Case 1: Immediate Outage (Power Cut)

  • Primary: Dies instantly. Fencing is implicit (machine is off).
  • Replica: Waits for failover_timeout (5s). Sees staleness. Promotes self.
  • Outcome: Clean failover after 5s.

// TODO detail what happens when the primary comes back up. We will likely have to tie PostgreSQL's lifecycle (liveness/readiness probes) with the agent to ensure it does not come back up as primary.

Case 2: High Network Latency on the Primary (The "Split Brain" Trap)

  • Scenario: Network latency spikes to 5s on the Primary, still below heartbeat_timeout on the Replica.
  • T=0 to T=2 (Primary): Tries to write. Latency (5s) > Timeout (1s). Fails twice.
  • T=2 (Primary): consecutive_failures = 2. Primary Fences Self. (Service is DOWN).
  • T=2 to T=5 (Cluster): Read-Only Phase. No Primary exists.
  • T=5 (Replica): failover_timeout reached. Replica promotes self.
  • Outcome: Safe failover. The "Read-Only Gap" (T=2 to T=5) ensures no Split Brain occurred.

Case 3: Replica Network Lag (False Positive)

  • Scenario: Replica has high latency, greater than failover_timeout; Primary is fine.
  • Replica: Thinks Primary is dead. Tries to promote by setting cluster_state.current_primary = replica_id.
  • NATS: Rejects the write because the Primary is still updating the sequence numbers successfully.
  • Outcome: Promotion denied. Primary stays leader.

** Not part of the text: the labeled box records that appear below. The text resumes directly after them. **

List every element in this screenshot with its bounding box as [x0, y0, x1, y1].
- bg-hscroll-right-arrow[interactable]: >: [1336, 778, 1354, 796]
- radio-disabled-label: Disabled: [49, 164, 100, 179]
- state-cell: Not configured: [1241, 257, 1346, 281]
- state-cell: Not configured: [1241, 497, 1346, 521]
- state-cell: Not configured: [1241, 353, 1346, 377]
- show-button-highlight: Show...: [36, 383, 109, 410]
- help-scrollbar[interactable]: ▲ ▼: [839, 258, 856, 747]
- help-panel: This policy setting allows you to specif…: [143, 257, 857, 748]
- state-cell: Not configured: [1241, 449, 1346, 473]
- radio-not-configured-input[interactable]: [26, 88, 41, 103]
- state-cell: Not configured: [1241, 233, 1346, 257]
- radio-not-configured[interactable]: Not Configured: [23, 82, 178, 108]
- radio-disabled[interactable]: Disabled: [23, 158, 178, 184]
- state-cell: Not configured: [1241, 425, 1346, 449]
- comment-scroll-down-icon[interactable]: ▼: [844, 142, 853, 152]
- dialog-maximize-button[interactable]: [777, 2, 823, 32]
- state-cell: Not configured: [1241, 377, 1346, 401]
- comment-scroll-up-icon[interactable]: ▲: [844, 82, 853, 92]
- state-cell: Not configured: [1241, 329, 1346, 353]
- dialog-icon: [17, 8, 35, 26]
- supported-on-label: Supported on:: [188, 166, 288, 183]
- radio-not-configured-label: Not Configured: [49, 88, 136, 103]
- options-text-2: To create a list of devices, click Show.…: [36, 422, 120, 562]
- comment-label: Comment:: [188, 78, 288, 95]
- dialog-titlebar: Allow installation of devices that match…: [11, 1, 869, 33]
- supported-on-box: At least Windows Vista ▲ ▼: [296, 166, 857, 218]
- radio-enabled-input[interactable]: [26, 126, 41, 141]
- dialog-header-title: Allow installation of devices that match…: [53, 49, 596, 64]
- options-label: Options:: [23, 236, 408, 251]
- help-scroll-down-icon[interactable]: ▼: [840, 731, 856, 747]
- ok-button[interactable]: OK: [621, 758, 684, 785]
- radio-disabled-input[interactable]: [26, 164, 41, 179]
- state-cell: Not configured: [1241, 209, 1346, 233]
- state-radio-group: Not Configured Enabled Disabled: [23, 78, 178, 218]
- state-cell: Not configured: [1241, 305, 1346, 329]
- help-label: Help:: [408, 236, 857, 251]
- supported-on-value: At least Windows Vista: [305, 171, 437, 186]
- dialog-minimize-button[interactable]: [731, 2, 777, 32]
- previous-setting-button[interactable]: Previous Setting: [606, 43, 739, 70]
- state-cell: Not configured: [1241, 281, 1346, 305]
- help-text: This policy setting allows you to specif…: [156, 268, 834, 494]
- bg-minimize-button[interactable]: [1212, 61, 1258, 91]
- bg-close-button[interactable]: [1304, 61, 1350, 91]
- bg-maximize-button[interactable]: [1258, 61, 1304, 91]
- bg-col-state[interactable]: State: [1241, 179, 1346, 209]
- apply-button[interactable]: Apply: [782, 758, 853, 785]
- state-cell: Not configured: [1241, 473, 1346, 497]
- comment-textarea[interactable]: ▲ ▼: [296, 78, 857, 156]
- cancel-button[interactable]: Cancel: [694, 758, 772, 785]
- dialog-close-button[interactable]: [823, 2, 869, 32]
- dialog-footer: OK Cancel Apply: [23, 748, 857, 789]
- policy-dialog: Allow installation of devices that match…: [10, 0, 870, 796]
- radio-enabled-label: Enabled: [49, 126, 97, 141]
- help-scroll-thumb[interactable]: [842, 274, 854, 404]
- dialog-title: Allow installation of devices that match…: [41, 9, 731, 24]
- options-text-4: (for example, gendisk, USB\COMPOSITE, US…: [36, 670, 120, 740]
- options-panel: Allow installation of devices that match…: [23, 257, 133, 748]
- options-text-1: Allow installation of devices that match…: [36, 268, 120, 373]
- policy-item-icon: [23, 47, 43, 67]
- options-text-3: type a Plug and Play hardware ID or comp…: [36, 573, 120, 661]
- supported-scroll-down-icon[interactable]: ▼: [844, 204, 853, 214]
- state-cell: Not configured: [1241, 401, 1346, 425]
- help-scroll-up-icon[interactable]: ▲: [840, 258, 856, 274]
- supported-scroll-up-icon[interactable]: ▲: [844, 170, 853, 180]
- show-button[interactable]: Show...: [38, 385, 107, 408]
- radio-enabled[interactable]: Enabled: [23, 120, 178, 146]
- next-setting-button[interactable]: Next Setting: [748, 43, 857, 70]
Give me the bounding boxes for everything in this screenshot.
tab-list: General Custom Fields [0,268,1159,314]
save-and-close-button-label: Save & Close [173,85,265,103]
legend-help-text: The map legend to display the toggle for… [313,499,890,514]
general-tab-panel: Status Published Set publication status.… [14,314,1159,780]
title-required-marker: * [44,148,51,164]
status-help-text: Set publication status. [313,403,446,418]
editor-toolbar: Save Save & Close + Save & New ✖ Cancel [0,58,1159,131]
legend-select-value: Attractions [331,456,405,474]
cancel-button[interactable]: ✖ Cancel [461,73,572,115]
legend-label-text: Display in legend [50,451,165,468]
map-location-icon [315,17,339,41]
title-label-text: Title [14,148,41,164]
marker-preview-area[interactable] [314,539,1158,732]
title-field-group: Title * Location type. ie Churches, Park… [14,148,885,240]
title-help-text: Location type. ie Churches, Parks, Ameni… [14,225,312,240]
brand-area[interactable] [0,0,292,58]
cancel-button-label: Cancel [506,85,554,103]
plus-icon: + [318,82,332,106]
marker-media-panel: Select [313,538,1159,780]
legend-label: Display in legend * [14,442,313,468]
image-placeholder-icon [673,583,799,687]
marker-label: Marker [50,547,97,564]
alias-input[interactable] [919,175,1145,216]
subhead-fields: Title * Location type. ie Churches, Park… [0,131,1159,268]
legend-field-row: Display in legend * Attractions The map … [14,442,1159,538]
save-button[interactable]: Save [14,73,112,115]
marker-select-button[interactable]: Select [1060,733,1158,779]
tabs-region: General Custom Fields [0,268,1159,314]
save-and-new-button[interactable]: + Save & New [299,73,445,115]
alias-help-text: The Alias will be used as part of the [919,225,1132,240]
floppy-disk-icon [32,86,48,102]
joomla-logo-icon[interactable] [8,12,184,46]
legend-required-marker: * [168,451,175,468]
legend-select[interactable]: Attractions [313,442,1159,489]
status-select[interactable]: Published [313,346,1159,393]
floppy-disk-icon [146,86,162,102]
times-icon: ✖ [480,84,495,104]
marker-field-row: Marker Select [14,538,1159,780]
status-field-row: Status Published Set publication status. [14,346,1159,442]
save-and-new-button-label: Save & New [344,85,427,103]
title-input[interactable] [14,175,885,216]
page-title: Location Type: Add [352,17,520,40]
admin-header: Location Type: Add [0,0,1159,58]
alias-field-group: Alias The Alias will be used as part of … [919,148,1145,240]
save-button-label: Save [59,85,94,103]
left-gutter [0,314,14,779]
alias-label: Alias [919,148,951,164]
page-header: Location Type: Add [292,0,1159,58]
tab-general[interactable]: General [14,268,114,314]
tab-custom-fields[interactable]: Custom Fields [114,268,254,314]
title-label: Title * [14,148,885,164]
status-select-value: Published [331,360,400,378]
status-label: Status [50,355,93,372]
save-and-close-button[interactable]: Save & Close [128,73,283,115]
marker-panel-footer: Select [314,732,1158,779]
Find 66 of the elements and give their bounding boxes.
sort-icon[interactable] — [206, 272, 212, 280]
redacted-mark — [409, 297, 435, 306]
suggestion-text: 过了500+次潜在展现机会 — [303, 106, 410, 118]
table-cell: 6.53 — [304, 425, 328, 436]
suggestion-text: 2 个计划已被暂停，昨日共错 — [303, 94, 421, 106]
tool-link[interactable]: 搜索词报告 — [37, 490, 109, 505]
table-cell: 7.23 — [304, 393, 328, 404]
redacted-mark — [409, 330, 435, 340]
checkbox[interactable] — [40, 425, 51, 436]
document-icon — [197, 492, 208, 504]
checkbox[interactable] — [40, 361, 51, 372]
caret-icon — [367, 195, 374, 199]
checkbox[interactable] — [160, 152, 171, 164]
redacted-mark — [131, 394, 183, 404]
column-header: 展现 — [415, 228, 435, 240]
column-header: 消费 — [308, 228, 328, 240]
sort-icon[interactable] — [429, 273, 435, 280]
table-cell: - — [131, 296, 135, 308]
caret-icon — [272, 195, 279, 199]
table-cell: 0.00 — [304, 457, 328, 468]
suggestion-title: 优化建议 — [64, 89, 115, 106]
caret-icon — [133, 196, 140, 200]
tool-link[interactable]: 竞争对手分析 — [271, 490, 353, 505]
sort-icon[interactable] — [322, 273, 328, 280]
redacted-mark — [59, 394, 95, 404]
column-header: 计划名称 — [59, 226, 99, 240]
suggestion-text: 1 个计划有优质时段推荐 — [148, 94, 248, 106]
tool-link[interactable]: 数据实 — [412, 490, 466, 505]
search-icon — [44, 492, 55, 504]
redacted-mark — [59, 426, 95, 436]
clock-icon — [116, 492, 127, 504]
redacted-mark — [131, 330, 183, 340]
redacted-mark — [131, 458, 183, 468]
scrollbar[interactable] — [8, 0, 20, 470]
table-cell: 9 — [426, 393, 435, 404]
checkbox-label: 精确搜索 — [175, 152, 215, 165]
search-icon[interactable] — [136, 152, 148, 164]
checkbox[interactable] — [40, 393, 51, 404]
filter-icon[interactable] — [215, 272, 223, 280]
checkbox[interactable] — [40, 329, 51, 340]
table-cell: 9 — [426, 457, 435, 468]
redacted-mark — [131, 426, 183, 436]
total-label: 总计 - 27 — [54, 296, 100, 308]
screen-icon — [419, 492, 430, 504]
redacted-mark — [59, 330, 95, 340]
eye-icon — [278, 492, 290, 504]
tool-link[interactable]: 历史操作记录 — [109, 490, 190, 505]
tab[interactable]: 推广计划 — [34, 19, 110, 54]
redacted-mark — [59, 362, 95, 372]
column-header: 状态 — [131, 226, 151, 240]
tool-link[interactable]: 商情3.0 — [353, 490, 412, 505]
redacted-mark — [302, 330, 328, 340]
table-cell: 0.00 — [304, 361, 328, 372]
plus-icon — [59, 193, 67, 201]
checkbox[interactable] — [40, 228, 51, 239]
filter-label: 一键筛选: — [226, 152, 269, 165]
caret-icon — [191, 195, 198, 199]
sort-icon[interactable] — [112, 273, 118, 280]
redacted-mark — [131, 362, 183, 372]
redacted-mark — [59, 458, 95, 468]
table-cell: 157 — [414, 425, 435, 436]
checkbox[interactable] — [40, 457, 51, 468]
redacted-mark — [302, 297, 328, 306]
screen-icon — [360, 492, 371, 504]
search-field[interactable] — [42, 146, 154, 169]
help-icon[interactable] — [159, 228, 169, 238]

Case 4: Network Instability (Flapping)

  • Scenario: Intermittent packet loss.
  • Primary: Fails 1 heartbeat, succeeds the next. consecutive_failures resets.
  • Replica: Sees a slight delay in updates, but never reaches failover_timeout.
  • Outcome: No Fencing, No Promotion. System rides out the noise.

Contextual notes

  • Clock skew : Tokio relies on monotonic clocks. This means that tokio::time::sleep(...) will not be affected by system clock corrections (such as NTP). But monotonic clocks are known to jump forward in some cases such as VM live migrations. This could mean a false timeout of a single heartbeat. If failure_threshold = 1, this can mean a false negative on the nodes' health, and a potentially useless demotion.
  • heartbeat_timeout == heartbeat_interval : We intentionally do not provide two separate settings for the timeout before considering a heartbeat failed and the interval between heartbeats. It could make sense in some configurations where low network latency is required to have a small heartbeat_timeout = 50ms and larger hartbeat_interval == 2s, but we do not have a practical use case for it yet. And having timeout larger than interval does not make sense in any situation we can think of at the moment. So we decided to have a single value for both, which makes the algorithm easier to reason about and implement.